Above Rues Vertes the spiteful fire of the remaining scattered units of the Ten Hundred impressed upon the Hun mind a fear of those riflers that was pregnant enough to force him to rapidly verge away from the spot to a safer distance of a mile or so.
The little village near the Crucifix was withdrawn from at dusk with no molestation. Shelling slackened to a mere initial salvo from Rumilly. The lull followed in which enemy reinforcement were being brought up to be thrown in large forces upon those stubborn British regiments who were clinging tenaciously, with unshaken obstinacy, to shattered trenches.
Lieut. Stone (afterwards M.C.) led a bombing raid under cover of night into Rues Vertes, originating there an uproar that startled every Fritz within a mile into a bad degree of "windy" apprehension. He fired into the air a frenzied array of Verey lights in hope of discovering the extent of the raid. Had the Ten Hundred been less war-worn they would have chuckled delightedly over this successful bluff, but they hardly commented upon it, stared wearily and disinterestedly at the flashes of bursting grenades, turned away and banged arms and hands noisily on thighs to enforce some little circulation into those cold, clammy limbs.
So utterly exhausted were a few of the youngsters that they had fallen into unsettled sleep across their rifles, startled now and again into fearful wakedness by a mind that had for days been awaiting something that would inevitably come.

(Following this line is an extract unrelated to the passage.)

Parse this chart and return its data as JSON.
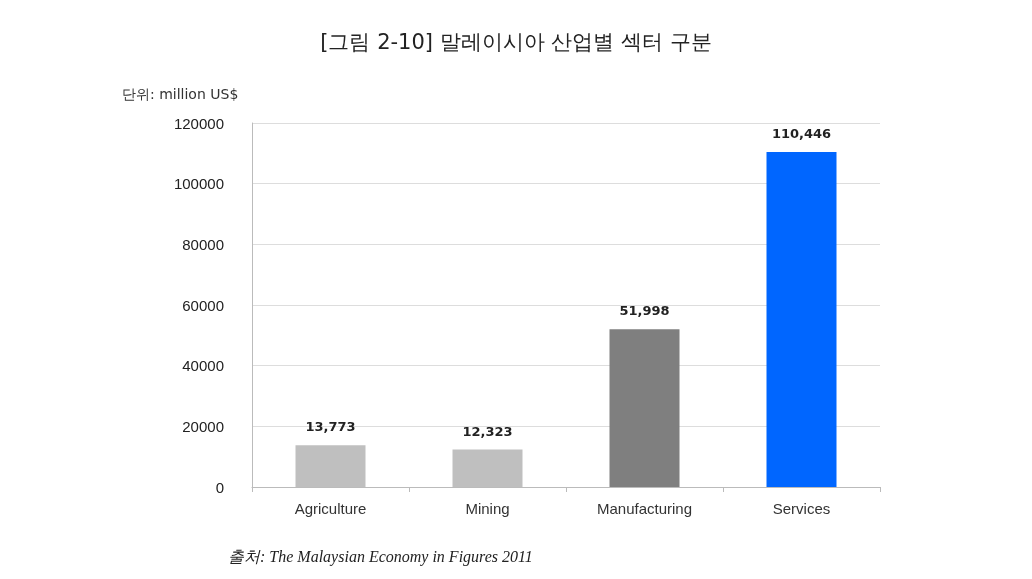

Men were little more than mechanical figures, but the brain ran rampant and uncontrolled until the wild memories of furious German attacks earlier in the day surged up with acute pregnancy and the victim fell prey to poignant hallucination. The endless rows of grey figures would advance yard by yard ... five hundred range, four hundred, three hundred. God, we can't stop him. The crackle of rifles and machine-guns shrieked higher ... two hundred; one hundred. Breath comes and goes in sobs—in one minute he will be on you. Then he wavers. Now is the time; pump the lead into him ... he turns.
And the lad regaining control of his distorted imagination discovers that his rifle barrel is hot and that he has let fly a dozen rounds into the void ... a shaky hand passes slowly over a sweat-covered brow.
The Higher Command, realising that the holding of Masnières with the small remnants of troops in the sector was impossible, ordered the withdrawal to a support line of the old Hindenburg system, and thus straightening out or at least modifying the British frontage.
What remaining elements of the Ten Hundred still survived were allotted the last task of covering the Brigade's withdrawal. They stood their ground to the final stages of the movement and they only evacuated because ORDERED TO DO SO.
Middlesex, Lancs. Fusiliers, Royal Fusiliers, each Battalion badly cut up, moved away while the Normans held on, pumping lead in whining chorus to convey to the German mind that troops were plentiful and to camouflage the fact that a withdrawal was taking place.
Then they stumbled to their feet, weak from exhaustion, exposure and hunger. The wind moaned in trees in company with their uncertain footsteps, the still forms of brother Normans smiled up to the stars and bade them mute farewell as they came away from that sacred ground, sodden with their blood. The Germans in the morning would find everywhere the honoured dead and would place them in their last resting place in the damp soil for which they had willingly given of their LIVES to hold.